I have this math problem. The question is:

Suppose that $a$ and $b$ are positive integers, with $d = \gcd(a, b)$. Suppose that there exists integers $r$ and $s$ so that $ar + bs= d$. We want to show that $r$ and $s$ are relatively prime using the following procedures:

i) Let $k \in \mathbb{Z}$ such that $k \mid r$ and $k \mid s$. Use "If $A\mid C$ and $B\mid D$, then $AB\mid CD$" to show that $kd \mid d$.

ii) Use the result from part i to conclude that $k \le 1$ and hence $\gcd(r, s) = 1$. This prove that $r$ and $s$ are relatively prime.

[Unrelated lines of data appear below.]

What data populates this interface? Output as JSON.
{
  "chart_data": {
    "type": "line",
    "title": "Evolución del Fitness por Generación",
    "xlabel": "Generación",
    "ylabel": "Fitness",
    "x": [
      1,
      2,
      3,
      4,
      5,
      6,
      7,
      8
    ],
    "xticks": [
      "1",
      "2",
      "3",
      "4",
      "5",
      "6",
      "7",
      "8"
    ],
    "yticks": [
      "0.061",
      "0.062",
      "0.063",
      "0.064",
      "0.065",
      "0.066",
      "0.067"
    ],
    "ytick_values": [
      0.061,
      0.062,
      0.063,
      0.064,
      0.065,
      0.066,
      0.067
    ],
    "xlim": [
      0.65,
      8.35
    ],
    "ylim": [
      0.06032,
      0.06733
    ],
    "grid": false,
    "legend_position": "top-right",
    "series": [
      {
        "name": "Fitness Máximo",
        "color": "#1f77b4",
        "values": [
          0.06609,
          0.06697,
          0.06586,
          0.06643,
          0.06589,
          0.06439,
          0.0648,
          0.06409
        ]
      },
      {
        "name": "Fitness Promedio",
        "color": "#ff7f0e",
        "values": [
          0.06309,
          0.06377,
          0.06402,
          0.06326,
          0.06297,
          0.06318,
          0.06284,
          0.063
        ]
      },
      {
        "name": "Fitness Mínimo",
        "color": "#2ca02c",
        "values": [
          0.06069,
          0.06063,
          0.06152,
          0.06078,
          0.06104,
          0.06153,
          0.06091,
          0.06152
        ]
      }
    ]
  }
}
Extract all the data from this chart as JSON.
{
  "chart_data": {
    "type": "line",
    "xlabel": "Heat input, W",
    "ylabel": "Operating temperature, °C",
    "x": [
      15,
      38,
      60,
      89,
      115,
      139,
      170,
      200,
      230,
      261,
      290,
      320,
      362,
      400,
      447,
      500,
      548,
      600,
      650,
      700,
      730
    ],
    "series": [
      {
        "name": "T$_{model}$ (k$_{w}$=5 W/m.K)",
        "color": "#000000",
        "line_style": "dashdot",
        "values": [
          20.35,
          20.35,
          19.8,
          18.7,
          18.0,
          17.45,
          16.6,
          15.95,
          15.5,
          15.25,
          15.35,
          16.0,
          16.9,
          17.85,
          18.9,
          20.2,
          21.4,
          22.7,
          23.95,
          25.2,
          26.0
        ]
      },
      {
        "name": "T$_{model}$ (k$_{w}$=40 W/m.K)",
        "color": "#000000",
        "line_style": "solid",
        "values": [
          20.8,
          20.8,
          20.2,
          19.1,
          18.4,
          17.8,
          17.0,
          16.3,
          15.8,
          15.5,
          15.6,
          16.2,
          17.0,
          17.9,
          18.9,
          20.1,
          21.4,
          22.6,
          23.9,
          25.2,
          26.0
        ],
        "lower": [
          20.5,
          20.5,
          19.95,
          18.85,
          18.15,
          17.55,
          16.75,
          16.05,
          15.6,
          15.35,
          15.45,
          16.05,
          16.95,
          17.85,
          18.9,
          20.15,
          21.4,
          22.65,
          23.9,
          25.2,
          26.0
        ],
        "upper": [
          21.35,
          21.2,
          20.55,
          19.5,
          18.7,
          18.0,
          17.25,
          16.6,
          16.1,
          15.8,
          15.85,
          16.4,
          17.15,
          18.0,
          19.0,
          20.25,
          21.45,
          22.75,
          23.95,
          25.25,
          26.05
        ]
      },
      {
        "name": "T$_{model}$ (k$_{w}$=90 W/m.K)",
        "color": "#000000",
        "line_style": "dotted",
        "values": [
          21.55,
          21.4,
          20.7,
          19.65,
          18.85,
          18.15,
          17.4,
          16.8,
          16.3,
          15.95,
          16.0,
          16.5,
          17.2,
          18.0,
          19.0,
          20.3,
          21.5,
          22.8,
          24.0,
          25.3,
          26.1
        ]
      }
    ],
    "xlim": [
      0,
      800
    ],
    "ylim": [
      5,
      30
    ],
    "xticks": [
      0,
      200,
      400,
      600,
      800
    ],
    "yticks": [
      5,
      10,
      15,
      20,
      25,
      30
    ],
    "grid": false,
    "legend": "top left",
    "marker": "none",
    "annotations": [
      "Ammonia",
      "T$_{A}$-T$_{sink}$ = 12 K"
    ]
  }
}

So far I have that we know that since $k\mid r$ then $k\mid ar$. We also know that since $k\mid s$, then $k\mid bs$. So, since $k\mid ar$ and $k\mid bs$ we know $k\mid (ar+bs)$. Therefore, $k\mid d$. However, I'm not sure where to go from here. Thanks

• Show that k divides $a/d$ and $b/d$ and conclude that k divides 1. – Nitrogen Oct 8 '15 at 2:29

First Proof

Claim. $kd\mid d$.

Proof $d\mid a \land k\mid r \implies kd\mid ar$

$d\mid b \land k\mid s \implies kd\mid bs$

$\therefore kd\mid ar+bs\implies kd\mid d\implies ??$

Second Proof

But I think that the proof can be done in much simple way if you just notice that $r\left(\dfrac{a}{d}\right)+s\left(\dfrac{b}{d}\right)=1$. Then from Bezout's Identity you can easily conclude that $\gcd(r,s)=1$.

Do what they say. You have $k\mid r$ and $d\mid a$ so you have $kd\mid ar$. You have $k\mid s$ and $d\mid b$ so you have $kd\mid bs$ so you have $kd\mid ar + bs = d$. So you have $kd\mid d$.

Thus $k\leq 1$, which means $1$ is the largest number that divides both $r$ and $s$ so $\gcd(r,s) =1$.

• So $k\le 1$ because $kd\le d$? – KFC Oct 8 '15 at 2:58

By the result with caps that they quote, from $k$ divides $r$ and $d$ divides $a$ we conclude that $kd$ divides $ra$. Similarly, $kd$ divides $sb$. So $kd$ divides the sum $ra+sb$, and therefore $kd$ divides $d$. For positive $k$ this is only possible if $k=1$.

Use the technique of incorporating new information into a given equation: Let $a=da'$ and $b=db'$ where $a',b'$ are integers. The main equation is then $$d=ar+bs=da'r+db's=d(a'r+b's).$$

We can divide through by $d$ to get $a'r+b's=1.$ Now if $e$ is any common divisor of $r$ and $s,$ we have $$(e|r\land e|s)\implies (e|a'r\land e|b's)\implies e|(a'r+b's)=1\implies e=\pm 1.$$

Footnote: $\gcd (a,b)$ is not $0$ if $a$ and are not both $0,$ and $\gcd(0,0)$ does not exist. The hypothesis $d=ar+bs\in \Bbb Z$ implies that $d$ exists, implying $d\ne 0.$ So we $can$ divide by $d.$